At Manual Arts High, A Caring Teacher Is at the End of His Rope

Sandy Banks, Los Angeles Times, September 24, 2011

Art teacher Jeremy Davidson skipped the annual back-to-school-night at Manual Arts High this week.

He’d walked off the job the day before–after 10 years at the mid-city campus–done in by a group of unruly ninth-graders who’d hijacked his sixth-period drawing class.

While Davidson was “trying to give a lesson on shading,” the troublemakers were “whacking each other with rulers, throwing paper across the room, getting up and walking around.”

They blocked the door when he tried to close it, talked over him when he tried to teach.

The first time it happened this semester, he summoned security “four times during the period and help never came.”

Day after frustrating day, he said, the scenario replayed. {snip}


So two weeks after the school year began Sept. 7–after a string of sleepless nights–Davidson called his principal from class midmorning and said: “It would be best if you got me covered so I can pack my things and go.”

{snip} Two days earlier, he had emailed The Times, complaining about “the awful conditions” at Manual Arts.


Still, I had to wonder, what kind of teacher abandons those students when the semester has barely begun? A teacher at the end of his rope, Davidson told me; one who has had his fill of broken promises and dashed hopes.

“You keep raising your expectations, but nothing changes,” he said. “After all these years, I look around and see that things are just getting worse.”

After spending years on a year-round schedule, Manual Arts switched this month to a traditional school calendar, which puts 3,200 students on a campus built for 1,000, during a year when the Los Angeles Unified School District is drastically cutting teachers and funding.
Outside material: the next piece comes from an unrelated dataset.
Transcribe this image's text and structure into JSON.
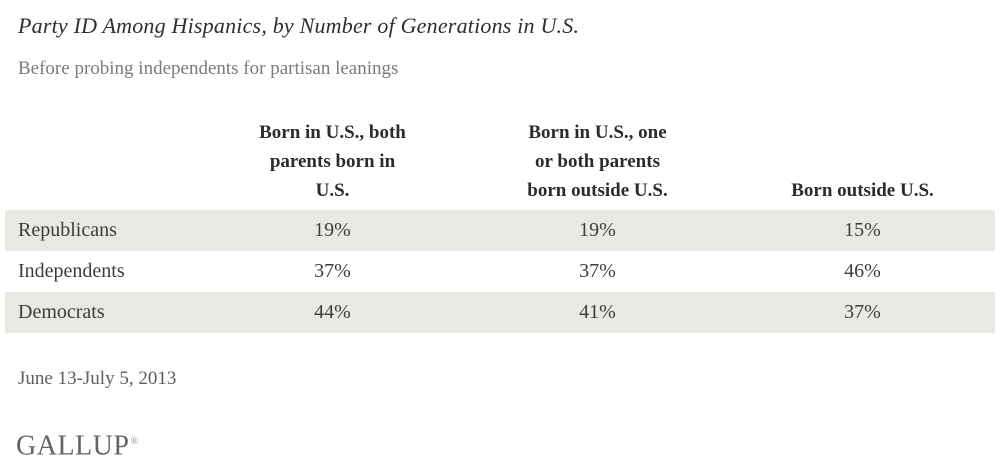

That extra time is important to a school with some of the district’s lowest test scores, where two-thirds of the students drop out. {snip}


{snip} The school has had 10 principals in 10 years. Its faculty long has been considered a combustible mix of firebrand activists and holding-out-for-retirement deadwood.


{snip} In the meantime, Davidson’s decided not to resign, but instead ask for a leave of absence. “I still love teaching,” he insists. “And I’ve got some very talented kids.”

[Editor’s Note: According to this site, Manual Arts School is 82.1% Hispanic, 17.7% black, and 0% white.]